Putting cord on the boats and arching the ends involved poles of eucalyptus (an introduced species from Australia) and a great deal of muscle. Poles placed across the boat keep the corazon above the center of the boat as we wrap cord around. The ends are lifted with 2-3 people, two poles standing straight up on either side of the end and tied with a cross pole. After wraping with cord tightly to keep in place, the ends are lifted more and more until the desired curve is attained, using support ropes attached to the other end of the boat.

curving the ends

Wraping the three body pieces with cord

The is measuring system essentially the same, based in the mind of these intelligent builders. Arms and fingers are used to determine the lengths and sizes of things. For example, the spacing between cords on the final wrap of the main body are two finger distances apart.

Wilber measuring rope with his arm

The tools, passed down from generation to generation, uphold much of this material tradition. Only acquired at religious festivals, the two main tools of the totora boat building process are the ccarwhato, a small hooked tree root used to tighten the cord, and the Lakena, an extremely hard rootball used to pound the totora for tightening, which would also have been used to pound and prepared traditional grass for cord making.

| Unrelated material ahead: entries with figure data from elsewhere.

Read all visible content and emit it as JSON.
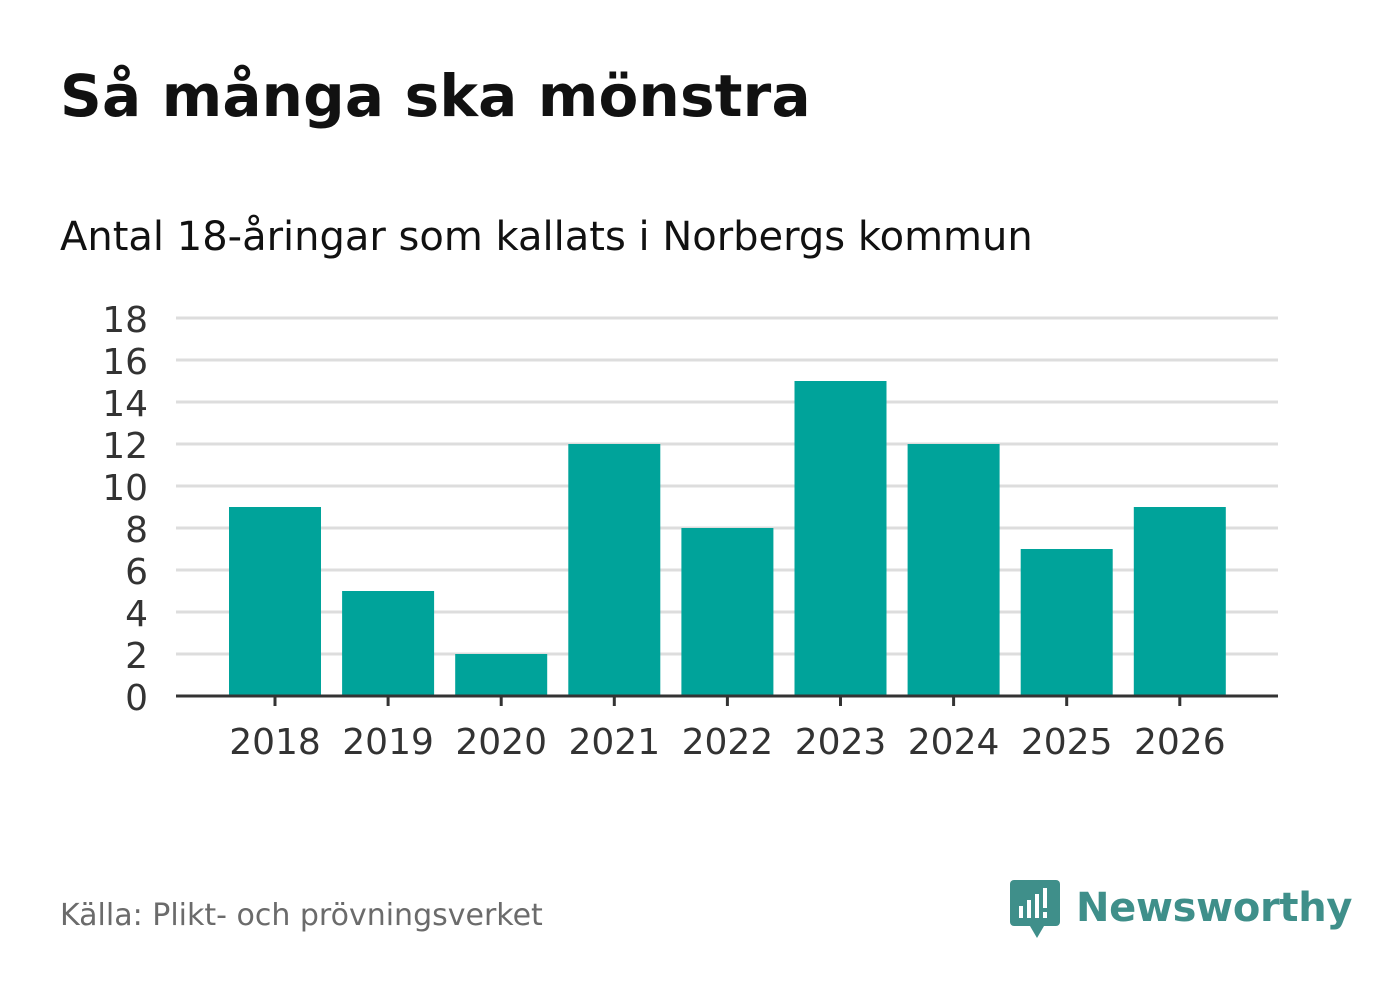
{
  "header": {
    "title": "Så många ska mönstra",
    "subtitle": "Antal 18-åringar som kallats i Norbergs kommun"
  },
  "footer": {
    "source": "Källa: Plikt- och prövningsverket",
    "brand": "Newsworthy",
    "brand_icon": "newsworthy-logo-icon"
  },
  "colors": {
    "bar": "#00A39A",
    "grid": "#DDDDDD",
    "axis": "#333333",
    "text": "#111111",
    "muted": "#6B6B6B",
    "brand": "#3F8F8A"
  },
  "chart_data": {
    "type": "bar",
    "title": "Så många ska mönstra",
    "subtitle": "Antal 18-åringar som kallats i Norbergs kommun",
    "xlabel": "",
    "ylabel": "",
    "categories": [
      "2018",
      "2019",
      "2020",
      "2021",
      "2022",
      "2023",
      "2024",
      "2025",
      "2026"
    ],
    "values": [
      9,
      5,
      2,
      12,
      8,
      15,
      12,
      7,
      9
    ],
    "ylim": [
      0,
      18
    ],
    "yticks": [
      0,
      2,
      4,
      6,
      8,
      10,
      12,
      14,
      16,
      18
    ],
    "grid": true,
    "legend": "none"
  }
}
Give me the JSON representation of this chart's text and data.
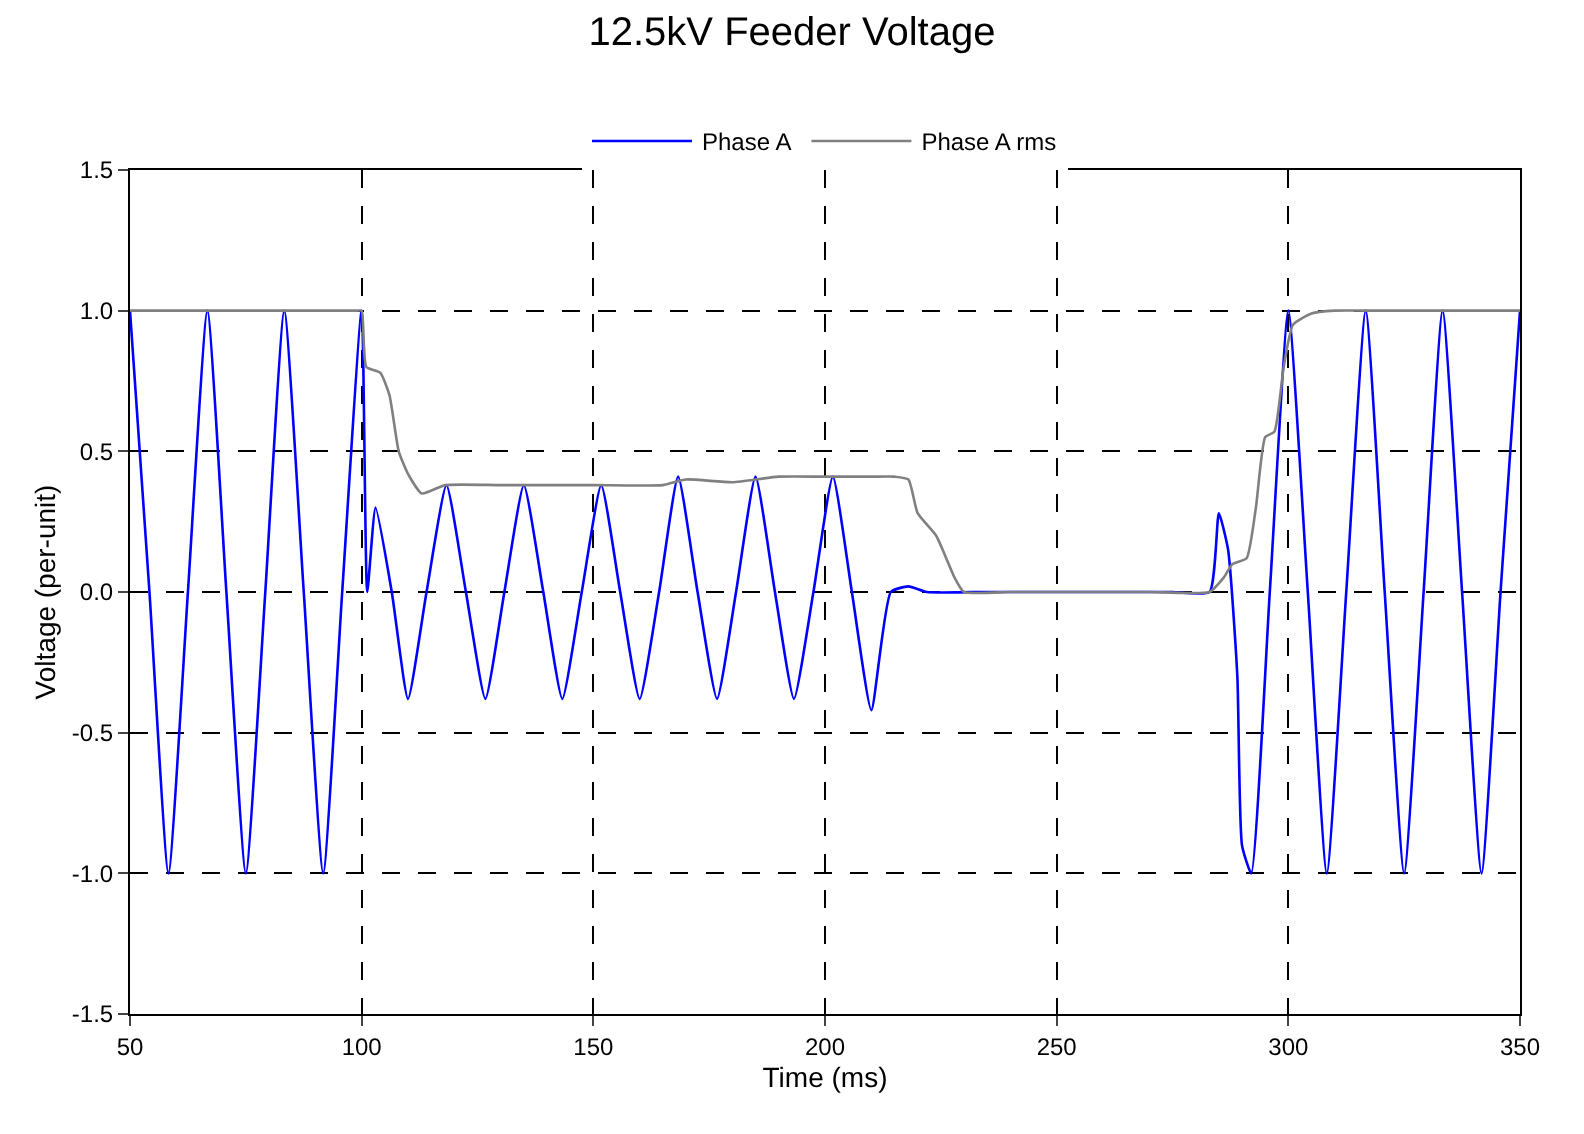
{
  "chart_data": {
    "type": "line",
    "title": "12.5kV Feeder Voltage",
    "xlabel": "Time (ms)",
    "ylabel": "Voltage (per-unit)",
    "xlim": [
      50,
      350
    ],
    "xticks": [
      50,
      100,
      150,
      200,
      250,
      300,
      350
    ],
    "ylim": [
      -1.5,
      1.5
    ],
    "yticks": [
      -1.5,
      {
        "value": -1,
        "label": "-1.0"
      },
      -0.5,
      {
        "value": 0,
        "label": "0.0"
      },
      0.5,
      {
        "value": 1,
        "label": "1.0"
      },
      1.5
    ],
    "grid": true,
    "legend": "top",
    "marker": "none",
    "line_style": "solid",
    "series": [
      {
        "name": "Phase A",
        "color": "#0000ff",
        "x": [
          50,
          54.2,
          58.3,
          62.5,
          66.7,
          70.8,
          75,
          79.2,
          83.3,
          87.5,
          91.7,
          95.8,
          100,
          101.2,
          103,
          106.5,
          110,
          114,
          118.3,
          122.5,
          126.7,
          130.8,
          135,
          139.2,
          143.3,
          147.5,
          151.7,
          155.8,
          160,
          164.2,
          168.3,
          172.5,
          176.7,
          180.8,
          185,
          189.2,
          193.3,
          197.5,
          201.7,
          205.8,
          210,
          214.2,
          218,
          222,
          235,
          250,
          265,
          275,
          283,
          285,
          287,
          289,
          290,
          292,
          296,
          300,
          304.2,
          308.3,
          312.5,
          316.7,
          320.8,
          325,
          329.2,
          333.3,
          337.5,
          341.7,
          345.8,
          350
        ],
        "values": [
          1,
          0,
          -1,
          0,
          1,
          0,
          -1,
          0,
          1,
          0,
          -1,
          0,
          1,
          0,
          0.3,
          0,
          -0.38,
          0,
          0.38,
          0,
          -0.38,
          0,
          0.38,
          0,
          -0.38,
          0,
          0.38,
          0,
          -0.38,
          0,
          0.41,
          0,
          -0.38,
          0,
          0.41,
          0,
          -0.38,
          0,
          0.41,
          0,
          -0.42,
          0,
          0.02,
          0,
          0,
          0,
          0,
          0,
          0,
          0.28,
          0.15,
          -0.3,
          -0.9,
          -1,
          0,
          1,
          0,
          -1,
          0,
          1,
          0,
          -1,
          0,
          1,
          0,
          -1,
          0,
          1
        ]
      },
      {
        "name": "Phase A rms",
        "color": "#808080",
        "x": [
          50,
          60,
          70,
          80,
          90,
          99,
          100,
          101,
          104,
          106,
          108,
          110,
          113,
          118,
          130,
          140,
          150,
          165,
          170,
          180,
          190,
          200,
          210,
          215,
          218,
          220,
          224,
          228,
          230,
          240,
          250,
          260,
          270,
          283,
          286,
          288,
          291,
          293,
          295,
          297,
          299,
          301,
          305,
          310,
          320,
          330,
          340,
          350
        ],
        "values": [
          1,
          1,
          1,
          1,
          1,
          1,
          1,
          0.8,
          0.78,
          0.7,
          0.5,
          0.42,
          0.35,
          0.38,
          0.38,
          0.38,
          0.38,
          0.38,
          0.4,
          0.39,
          0.41,
          0.41,
          0.41,
          0.41,
          0.4,
          0.28,
          0.2,
          0.05,
          0,
          0,
          0,
          0,
          0,
          0,
          0.05,
          0.1,
          0.12,
          0.3,
          0.55,
          0.57,
          0.8,
          0.95,
          0.99,
          1,
          1,
          1,
          1,
          1
        ]
      }
    ]
  }
}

This boat building process is sacred. That exists still. Before totora is harvested, before the building process begins, durring the process, and once the boat is launched, something is given to Pachamama, or Mother Earth, in the Aymara tradition. Whether water or a soft drink, the meaning behind the tradition remains the same. The respect is the same It was an spiritual experience building this boat and the experience was a deeply meaningful gift.